En representación del gobernador bonaerense participó la jefa de Asesores, Cristina Álvarez Rodríguez, una dirigente de estrecha confianza del mandatario provincial.
La ausencia de Kicillof evitó la foto que Quintela buscaba exhibir como símbolo de reconciliación, aunque el gobernador riojano logró mantener una convocatoria con fuerte volumen político.
La interna bonaerense condiciona al resto del país
Uno de los planteos que comenzó a repetirse entre dirigentes del interior es que la disputa entre el kirchnerismo y el gobernador bonaerense terminó condicionando la estrategia de todo el peronismo.
En varias provincias consideran que la discusión, originada en Buenos Aires, paraliza decisiones que deberían tener una mirada federal.
Ese malestar explica parte del protagonismo que intenta asumir Quintela.
El mandatario riojano sostiene que las provincias deben recuperar peso dentro del PJ y participar activamente en la definición del proyecto político nacional.

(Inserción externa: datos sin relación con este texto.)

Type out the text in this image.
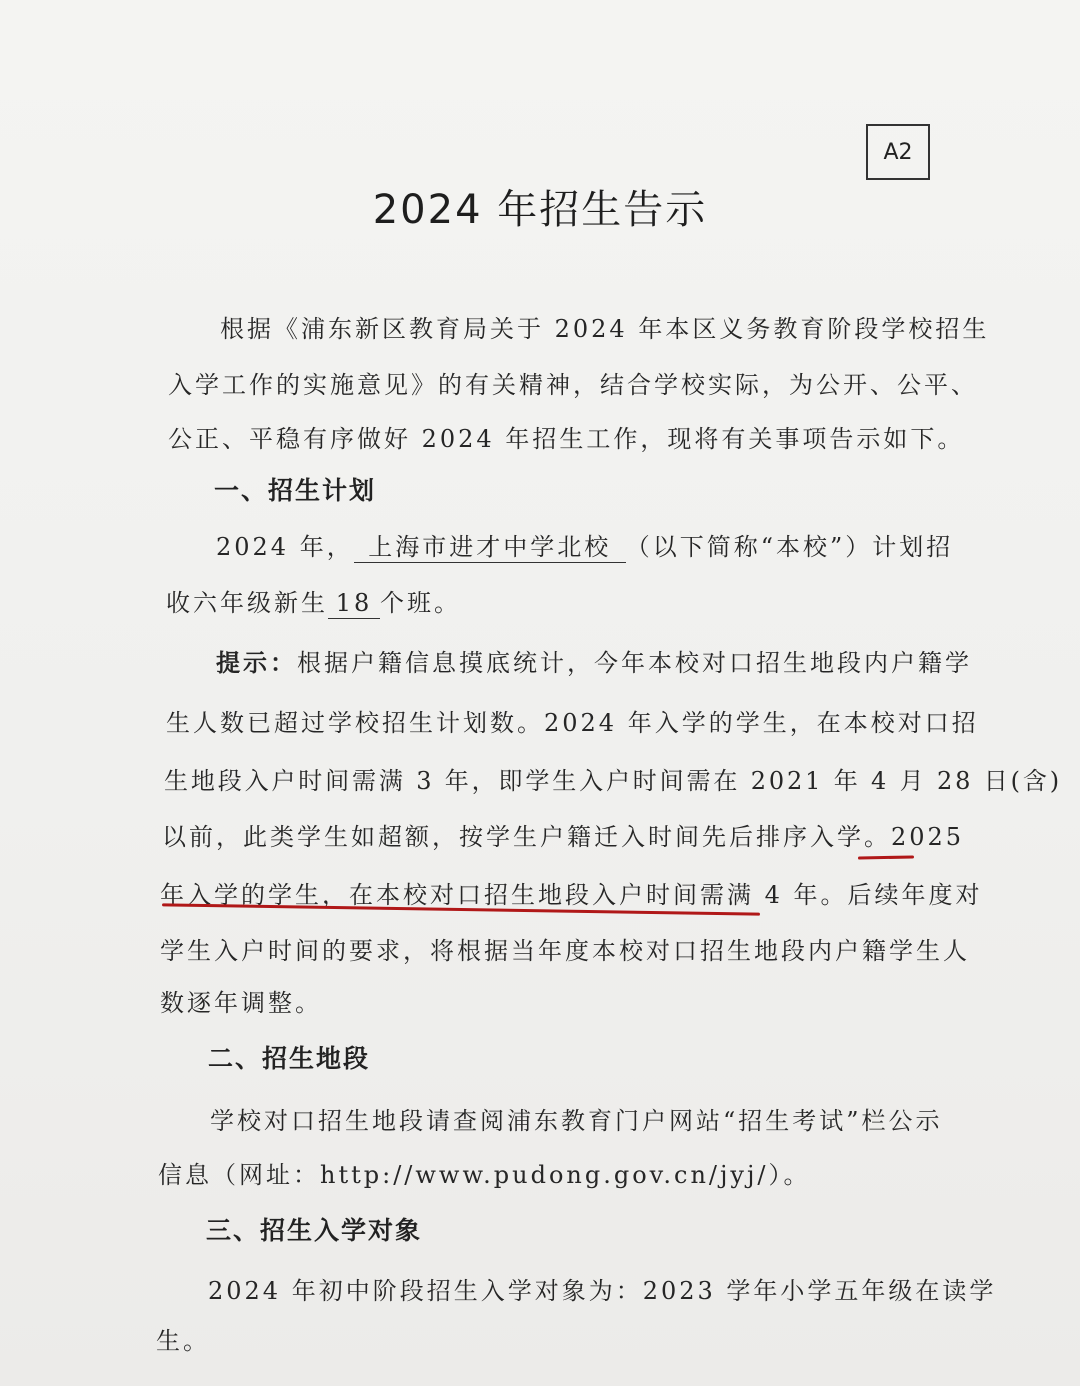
A2
2024 年招生告示
根据《浦东新区教育局关于 2024 年本区义务教育阶段学校招生
入学工作的实施意见》的有关精神，结合学校实际，为公开、公平、
公正、平稳有序做好 2024 年招生工作，现将有关事项告示如下。
一、招生计划
2024 年， 上海市进才中学北校 （以下简称“本校”）计划招
收六年级新生 18 个班。
提示：根据户籍信息摸底统计，今年本校对口招生地段内户籍学
生人数已超过学校招生计划数。2024 年入学的学生，在本校对口招
生地段入户时间需满 3 年，即学生入户时间需在 2021 年 4 月 28 日(含)
以前，此类学生如超额，按学生户籍迁入时间先后排序入学。2025
年入学的学生，在本校对口招生地段入户时间需满 4 年。后续年度对
学生入户时间的要求，将根据当年度本校对口招生地段内户籍学生人
数逐年调整。
二、招生地段
学校对口招生地段请查阅浦东教育门户网站“招生考试”栏公示
信息（网址：http://www.pudong.gov.cn/jyj/）。
三、招生入学对象
2024 年初中阶段招生入学对象为：2023 学年小学五年级在读学
生。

Antes que candidatos, un programa
Aunque Quintela no oculta sus aspiraciones nacionales y en distintos momentos fue mencionado como posible candidato presidencial o articulador del espacio, su entorno insiste en que hoy la prioridad no pasa por los nombres.
La idea que transmiten los dirigentes convocados a La Rioja es que primero debe alcanzarse un acuerdo sobre el rumbo político, económico y federal que ofrecerá el peronismo a la sociedad.
Recién después llegará la discusión sobre las candidaturas.
Ese criterio fue compartido durante las últimas horas por varios de los dirigentes que participaron de las actividades organizadas en la provincia.
El homenaje que se transformó en cumbre política
El aniversario del asesinato de monseñor Angelelli terminó funcionando como el marco ideal para un encuentro que el peronismo necesitaba desde hace tiempo.
Mientras las ceremonias religiosas reivindican el legado del obispo riojano, en paralelo se desarrollan reuniones políticas destinadas a recomponer un espacio que aún no logra superar las consecuencias de la derrota electoral.
La Rioja volvió así a ocupar un lugar inesperado en el tablero nacional.
Quintela consiguió reunir a buena parte de la conducción peronista, aunque todavía no logró el objetivo mayor: sentar en una misma mesa a todos los protagonistas de una interna que mantiene dividido al principal espacio opositor.
El desafío ahora será comprobar si la foto conseguida en La Rioja representa apenas un gesto simbólico o el primer paso de una negociación capaz de ordenar a un peronismo que busca recuperar protagonismo frente al gobierno de Javier Milei y llegar competitivo a las elecciones de 2027.